Grocery store inflation may have peaked in Canada as price increases from food manufacturers stabilize, the head of Empire Company Ltd. said Thursday.

"While it is too early to definitively say that inflation has peaked, we're seeing some encouraging signs including the fact that the number and rate of cost increases from our suppliers is decreasing," Michael Medline, president and CEO of Sobeys Inc. and its parent company Empire, said during a call with analysts. 

"We started to become a little more confident on that about three or four weeks ago."

In July, Loblaw Companies Ltd. chairman and president Galen G. Weston said there were early signs of easing inflation as commodity and transport costs improved. 

But he said supplier costs remained high — putting sustained pressure on retail prices.

However, with Sobeys seeing supplier costs stabilizing, shoppers may finally get some relief from relentless price hikes at the grocery store. 

Still, inflation is expected to continue shaping shopping habits as consumers look to save money.

Empire is seeing some shoppers shift to discount grocery stores, Medline said. 

"FreshCo is performing very well and putting up the best results in its history," he said. 

The grocery retailer's full-service stores are also performing well as the company's private-label brands and promotions attract value-seeking customers, Medline said. 

"Our own-brands portfolio is on fire and delivering immense value to customers," he said, adding that sales of the grocer's in-house brands, such as Compliments, increased 9.5 per cent year-over-year in its most recent quarter. 

Empire reported a first-quarter profit of $187.5 million as its sales rose 4.1 per cent compared with a year ago.

It's profit amounted to 71 cents per diluted share for the quarter ended Aug. 6.

The result compared with a profit of $188.5 million or 70 cents per diluted share a year ago when it had more shares outstanding.

Sales totalled $7.94 billion, up from $7.63 billion in the same quarter last year.

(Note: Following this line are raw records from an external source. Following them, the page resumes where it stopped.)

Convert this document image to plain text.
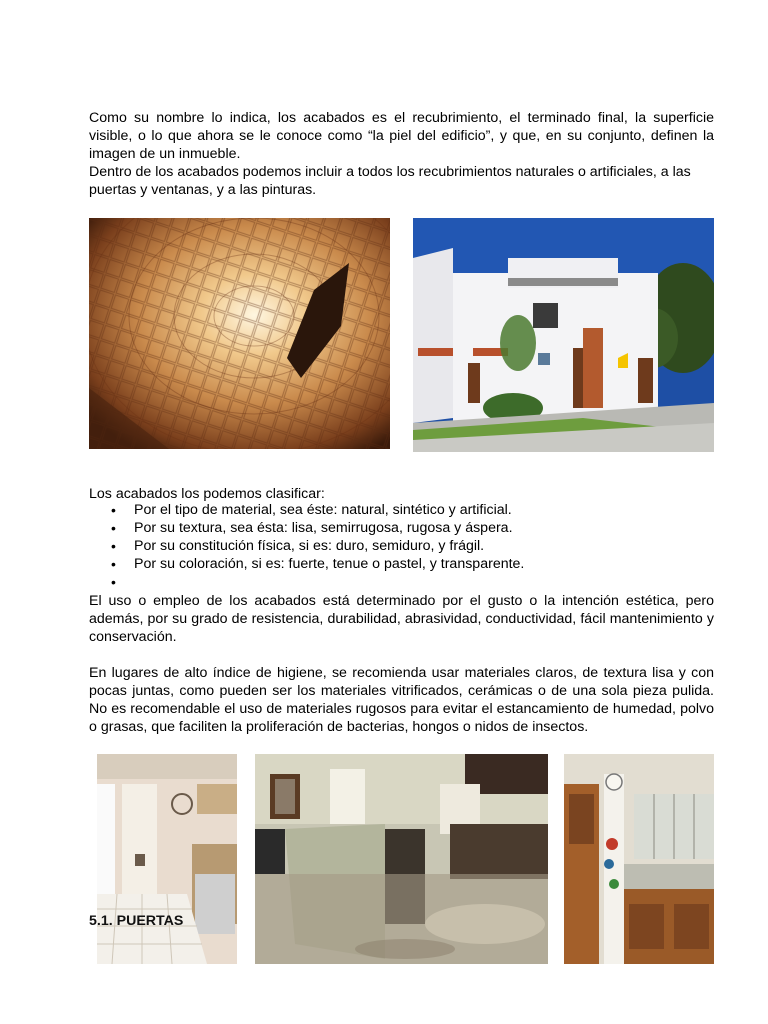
Como su nombre lo indica, los acabados es el recubrimiento, el terminado final, la superficie visible, o lo que ahora se le conoce como “la piel del edificio”, y que, en su conjunto, definen la imagen de un inmueble.

Dentro de los acabados podemos incluir a todos los recubrimientos naturales o artificiales, a las puertas y ventanas, y a las pinturas.

Los acabados los podemos clasificar:

• Por el tipo de material, sea éste: natural, sintético y artificial.
• Por su textura, sea ésta: lisa, semirrugosa, rugosa y áspera.
• Por su constitución física, si es: duro, semiduro, y frágil.
• Por su coloración, si es: fuerte, tenue o pastel, y transparente.
•

El uso o empleo de los acabados está determinado por el gusto o la intención estética, pero además, por su grado de resistencia, durabilidad, abrasividad, conductividad, fácil mantenimiento y conservación.

En lugares de alto índice de higiene, se recomienda usar materiales claros, de textura lisa y con pocas juntas, como pueden ser los materiales vitrificados, cerámicas o de una sola pieza pulida. No es recomendable el uso de materiales rugosos para evitar el estancamiento de humedad, polvo o grasas, que faciliten la proliferación de bacterias, hongos o nidos de insectos.

5.1. PUERTAS
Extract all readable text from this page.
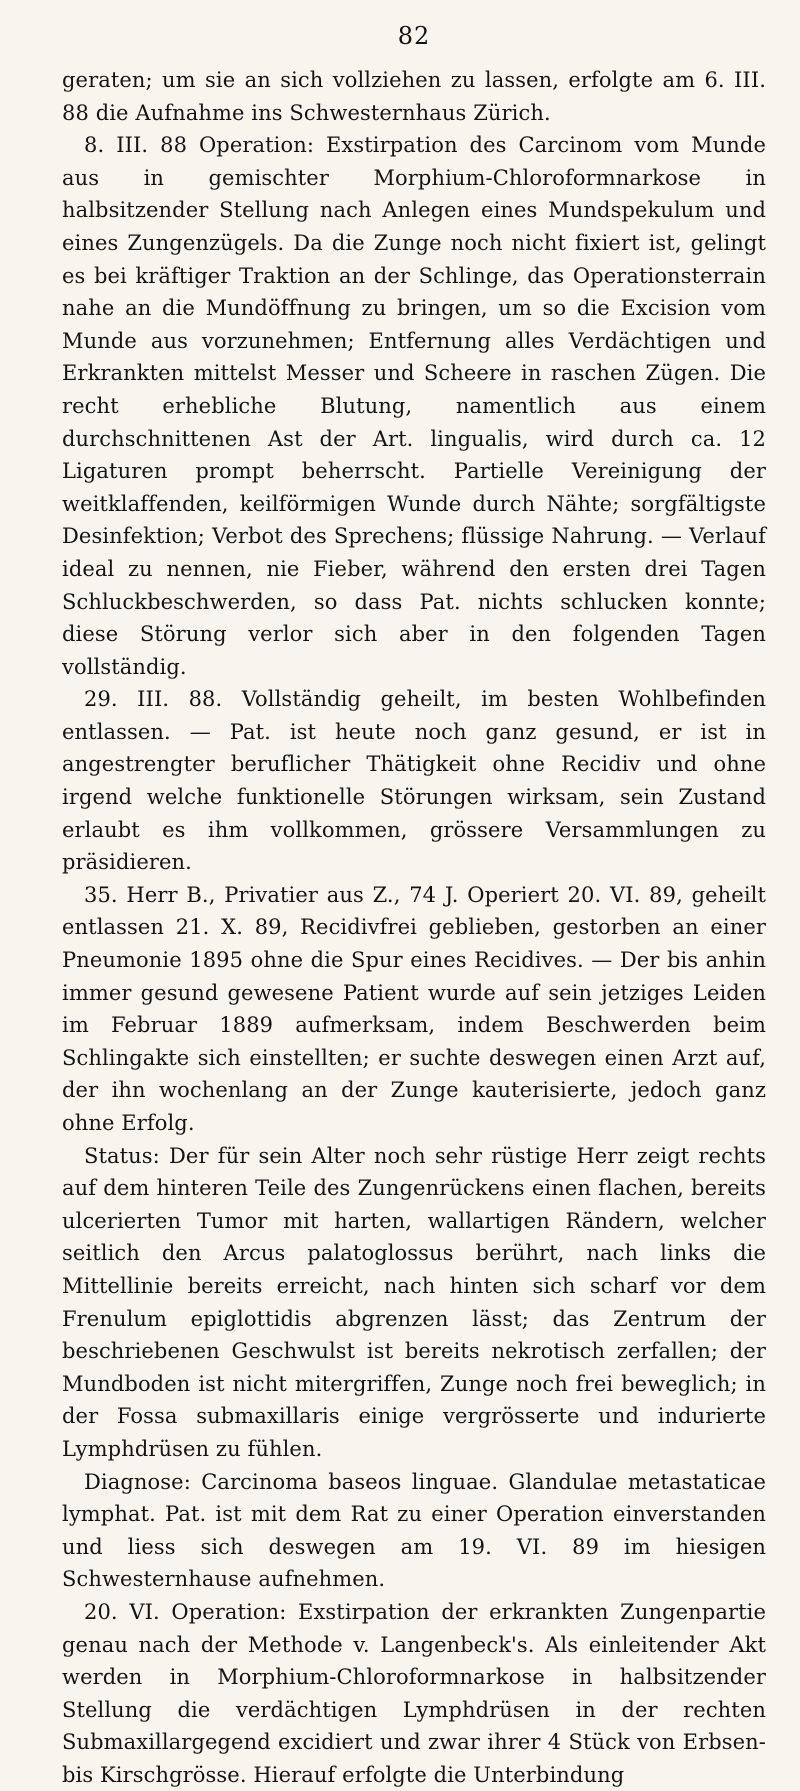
82

geraten; um sie an sich vollziehen zu lassen, erfolgte am 6. III. 88 die Aufnahme ins Schwesternhaus Zürich.

8. III. 88 Operation: Exstirpation des Carcinom vom Munde aus in gemischter Morphium-Chloroformnarkose in halbsitzender Stellung nach Anlegen eines Mundspekulum und eines Zungenzügels. Da die Zunge noch nicht fixiert ist, gelingt es bei kräftiger Traktion an der Schlinge, das Operationsterrain nahe an die Mundöffnung zu bringen, um so die Excision vom Munde aus vorzunehmen; Entfernung alles Verdächtigen und Erkrankten mittelst Messer und Scheere in raschen Zügen. Die recht erhebliche Blutung, namentlich aus einem durchschnittenen Ast der Art. lingualis, wird durch ca. 12 Ligaturen prompt beherrscht. Partielle Vereinigung der weitklaffenden, keilförmigen Wunde durch Nähte; sorgfältigste Desinfektion; Verbot des Sprechens; flüssige Nahrung. — Verlauf ideal zu nennen, nie Fieber, während den ersten drei Tagen Schluckbeschwerden, so dass Pat. nichts schlucken konnte; diese Störung verlor sich aber in den folgenden Tagen vollständig.

29. III. 88. Vollständig geheilt, im besten Wohlbefinden entlassen. — Pat. ist heute noch ganz gesund, er ist in angestrengter beruflicher Thätigkeit ohne Recidiv und ohne irgend welche funktionelle Störungen wirksam, sein Zustand erlaubt es ihm vollkommen, grössere Versammlungen zu präsidieren.

35. Herr B., Privatier aus Z., 74 J. Operiert 20. VI. 89, geheilt entlassen 21. X. 89, Recidivfrei geblieben, gestorben an einer Pneumonie 1895 ohne die Spur eines Recidives. — Der bis anhin immer gesund gewesene Patient wurde auf sein jetziges Leiden im Februar 1889 aufmerksam, indem Beschwerden beim Schlingakte sich einstellten; er suchte deswegen einen Arzt auf, der ihn wochenlang an der Zunge kauterisierte, jedoch ganz ohne Erfolg.

Status: Der für sein Alter noch sehr rüstige Herr zeigt rechts auf dem hinteren Teile des Zungenrückens einen flachen, bereits ulcerierten Tumor mit harten, wallartigen Rändern, welcher seitlich den Arcus palatoglossus berührt, nach links die Mittellinie bereits erreicht, nach hinten sich scharf vor dem Frenulum epiglottidis abgrenzen lässt; das Zentrum der beschriebenen Geschwulst ist bereits nekrotisch zerfallen; der Mundboden ist nicht mitergriffen, Zunge noch frei beweglich; in der Fossa submaxillaris einige vergrösserte und indurierte Lymphdrüsen zu fühlen.

Diagnose: Carcinoma baseos linguae. Glandulae metastaticae lymphat. Pat. ist mit dem Rat zu einer Operation einverstanden und liess sich deswegen am 19. VI. 89 im hiesigen Schwesternhause aufnehmen.

20. VI. Operation: Exstirpation der erkrankten Zungenpartie genau nach der Methode v. Langenbeck's. Als einleitender Akt werden in Morphium-Chloroformnarkose in halbsitzender Stellung die verdächtigen Lymphdrüsen in der rechten Submaxillargegend excidiert und zwar ihrer 4 Stück von Erbsen- bis Kirschgrösse. Hierauf erfolgte die Unterbindung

Empire said the growth in sales was driven by increased fuel sales, higher food inflation and the benefits from recent initiatives, including the expansion of its FreshCo banner in Western Canada, partially offset by the impact of pandemic restrictions being in place for part of the first quarter of the prior year. 

Same-store sales for the quarter rose 3.3 per cent, while same-store sales, excluding fuel, gained 0.4 per cent.